Monday, August 16, 2010
(365 Day 159)
We went on up into Utah after the Grand Canyon, meeting some friends at Zion Park. After the cold at The Grand Canyon this was a real relief: mild climate, hills and mountains on every side of our little pop up, and beautiful clear skies.
Our first day we hiked The Watchman Trail, very easy and fun with lots of things for my son to climb. We were pretty bummed out that The Virgin Narrows were closed, due to high water, because that was the hike I'd wanted to come here for. But we consoled ourselves with the prospect of seeing our friends that used to be neighbors and would be again in Zion, if only for two days. That night we roasted marshmallows and laughed around the fire with them.
The next day our two families planned to hike all day with a picnic lunch.
The first hike was to the three Emerald Pools. But it being Saturday and this being an easy hike, it was also very crowded. I felt like I was in a never ending line at Luby's.
The next hike was a big test for me. We thought the test was how far would I make it on the way to Angel's Landing before my fear of heights kicked in. But it was actually how long would I let group mentality control me (kidding.) We followed Walter's Wiggles to Scout's Overlook, and from there we had the option to continue climbing slickrock while holding onto a chain to the top of Angel's Landing, with a 3 ft wide path and a drop on either side of 800 or 1200ft. This leads to...
my camping lesson #12- Set a limit on how much fear you will test your psyche with per trip. Because it's not vacation if you have to be committed when it's over.
At first I didn't want to be a drag to the group, so I walked on eyeing my youngest and saying, "Close to the wall!" like I had Tourette's until we got to Scout's Overlook. I'll save the details for a journal entry but let me say I was 3 chains up Angel's Landing when God told me I should not be doing this. I looked at my friends and said," I should not be doing this."
And that was the end of mine (and my son's) Angel's Landing climb. Had I seen what was further on, I would have dragged my daughter off and guilt tripped my husband into quitting too. Lucky for them it was out of my view.
Even my husband had to admit later that it was the stupidest thing he ever did.
If you're hardcore and I sound like a killjoy, sorry, but I think parents should live to parent.
Our last day it was just our little family, so we hiked to Weeping Rock. Aptly named because nerves were frayed, kids were no longer enthusiastic without their friends there, and I was ready to weep a little. This water dripping there is said to have taken 1200 years to filter through the Navajo limestone and Kayenta rock above our heads. Trippy.
(365 Day 161)
Since we wouldn't be renting gear and doing the Narrows, we went horseback riding past The Patriarchs. I think the kids enjoyed their colorfully named horses and I imagined what it would be like to be alone on the trail hundreds of years ago on horseback.
Zion was pretty cool. My husband wants to go back-immediately.

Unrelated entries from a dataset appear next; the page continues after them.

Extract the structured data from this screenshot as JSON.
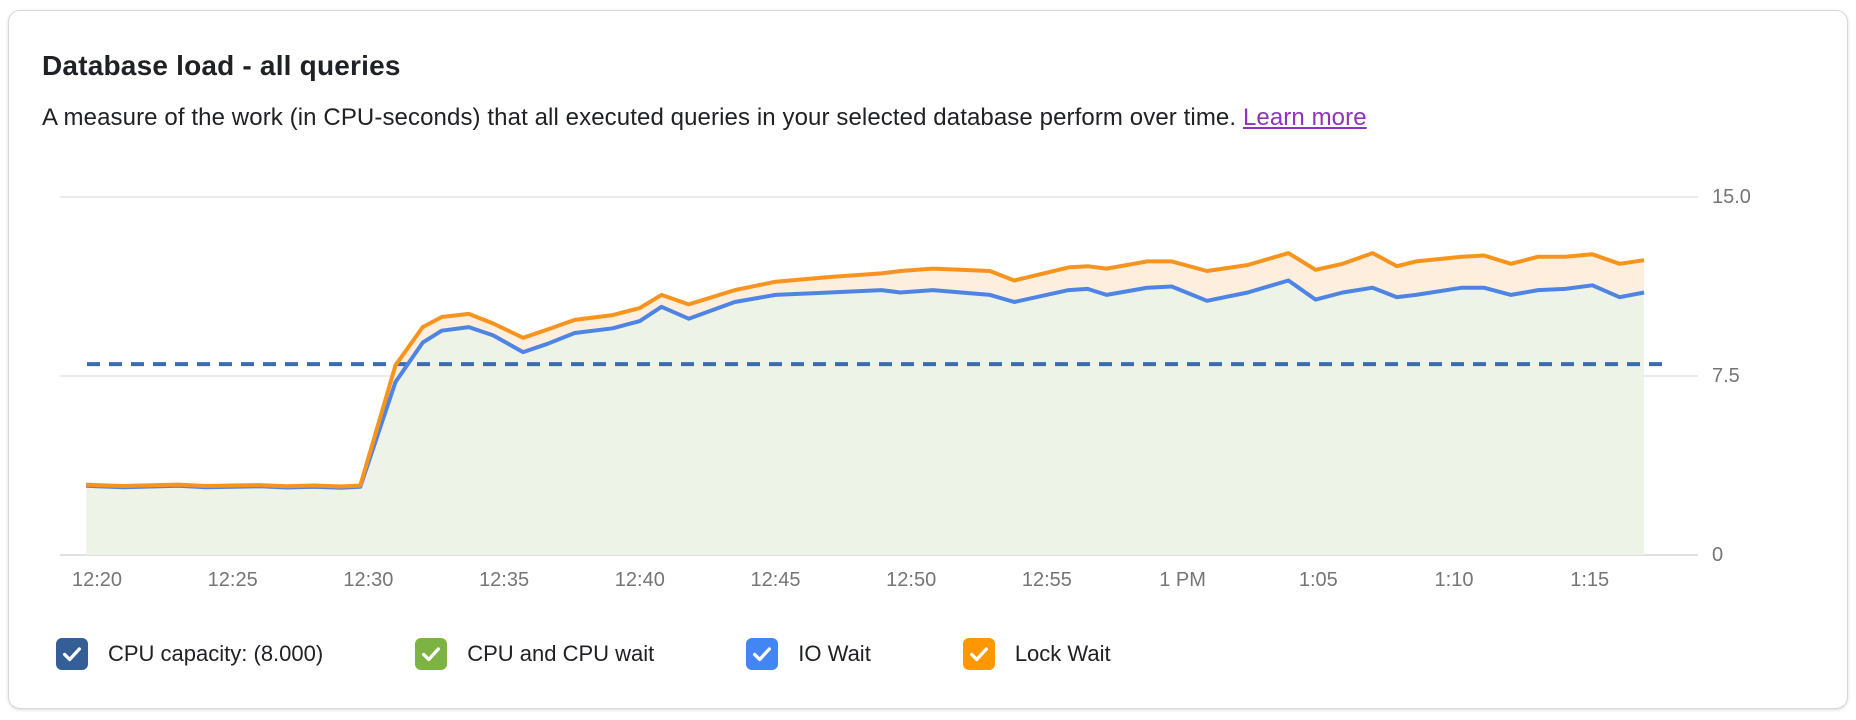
{
  "header": {
    "title": "Database load - all queries",
    "description": "A measure of the work (in CPU-seconds) that all executed queries in your selected database perform over time.",
    "learn_more_label": "Learn more",
    "learn_more_color": "#8e34b8"
  },
  "legend": [
    {
      "label": "CPU capacity: (8.000)",
      "color": "#335f96",
      "checked": true
    },
    {
      "label": "CPU and CPU wait",
      "color": "#7cb342",
      "checked": true
    },
    {
      "label": "IO Wait",
      "color": "#4285f4",
      "checked": true
    },
    {
      "label": "Lock Wait",
      "color": "#ff9800",
      "checked": true
    }
  ],
  "chart_data": {
    "type": "area",
    "title": "Database load - all queries",
    "stacked": true,
    "grid": "horizontal",
    "legend_position": "bottom",
    "y_axis": {
      "ylim": [
        0,
        15
      ],
      "ticks": [
        0,
        7.5,
        15.0
      ],
      "tick_labels": [
        "0",
        "7.5",
        "15.0"
      ],
      "side": "right",
      "color": "#757575"
    },
    "x_axis": {
      "tick_labels": [
        "12:20",
        "12:25",
        "12:30",
        "12:35",
        "12:40",
        "12:45",
        "12:50",
        "12:55",
        "1 PM",
        "1:05",
        "1:10",
        "1:15"
      ],
      "tick_minutes": [
        0,
        5,
        10,
        15,
        20,
        25,
        30,
        35,
        40,
        45,
        50,
        55
      ],
      "color": "#757575"
    },
    "capacity_line": {
      "name": "CPU capacity",
      "value": 8.0,
      "style": "dashed",
      "color": "#3b6cae"
    },
    "points_minutes": [
      -0.4,
      0,
      1,
      2,
      3,
      4,
      5,
      6,
      7,
      8,
      9,
      9.7,
      11,
      12,
      12.7,
      13.7,
      14.6,
      15.7,
      16.6,
      17.6,
      19,
      20,
      20.8,
      21.8,
      23.5,
      25,
      27,
      28.9,
      29.6,
      30.8,
      32.9,
      33.8,
      35.8,
      36.5,
      37.2,
      38.7,
      39.6,
      40.9,
      42.4,
      43.9,
      44.9,
      45.9,
      47,
      47.9,
      48.6,
      50.3,
      51.1,
      52.1,
      53.1,
      54.1,
      55.1,
      56.1,
      57
    ],
    "series": [
      {
        "name": "IO Wait",
        "color": "#4e84e4",
        "area_fill": "#eef3e7",
        "values": [
          2.9,
          2.88,
          2.84,
          2.87,
          2.9,
          2.84,
          2.86,
          2.88,
          2.83,
          2.86,
          2.82,
          2.86,
          7.25,
          8.9,
          9.4,
          9.55,
          9.2,
          8.5,
          8.85,
          9.3,
          9.5,
          9.8,
          10.4,
          9.9,
          10.6,
          10.9,
          11.0,
          11.1,
          11.0,
          11.1,
          10.9,
          10.6,
          11.1,
          11.15,
          10.9,
          11.2,
          11.25,
          10.65,
          11.0,
          11.5,
          10.7,
          11.0,
          11.2,
          10.8,
          10.9,
          11.2,
          11.2,
          10.9,
          11.1,
          11.15,
          11.3,
          10.8,
          11.0
        ]
      },
      {
        "name": "Lock Wait",
        "color": "#f7941e",
        "area_fill": "#fdeedd",
        "values": [
          2.95,
          2.93,
          2.89,
          2.92,
          2.95,
          2.89,
          2.91,
          2.93,
          2.88,
          2.91,
          2.87,
          2.91,
          7.95,
          9.55,
          9.97,
          10.1,
          9.7,
          9.1,
          9.45,
          9.85,
          10.05,
          10.35,
          10.9,
          10.5,
          11.1,
          11.45,
          11.65,
          11.8,
          11.9,
          12.0,
          11.9,
          11.5,
          12.05,
          12.1,
          12.0,
          12.3,
          12.3,
          11.9,
          12.15,
          12.65,
          11.95,
          12.2,
          12.65,
          12.1,
          12.3,
          12.5,
          12.55,
          12.2,
          12.5,
          12.5,
          12.6,
          12.2,
          12.35
        ]
      }
    ],
    "grid_colors": {
      "line": "#ebebeb",
      "baseline": "#e0e0e0"
    }
  }
}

Our last hiking destination was Bryce Canyons. And even though my kids were tired of using their legs and it was hot and the wind would suddenly freak out and sandblast us, I thought it was the neatest.
We walked a six mile figure eight trail of some steep climbs, combining Queen's Garden, Peekaboo Trail and the Navajo Loop. It would be the perfect trail to run. I could've ran all over that place all day if I'd been there alone. But I was glad to be with my family, who else would hold a wet polaroid in each hand for me?
All the hoodoos were like something from a dream. Especially at Inspiration Point where we walked through a narrow crevice for our view to open out onto thousands of giant dribble castles. You know, like the kind you made on the beach as a child.
I wanted to take a picture at every bend,
with every type of camera I own,
and I did. And my family got sick of me.
(365 Day 162)
It was just some place I needed to see.
And when I was done seeing it, I was covered from scalp to socks in a thick layer of sand.
More pay showers, pizza, and an all night drive awaited us, but we did feel that good kind of exhausted. Like a day at the beach... or Death Valley. What felt so vast to us was really just the bottom sliver of the state, so I guess we have to go back.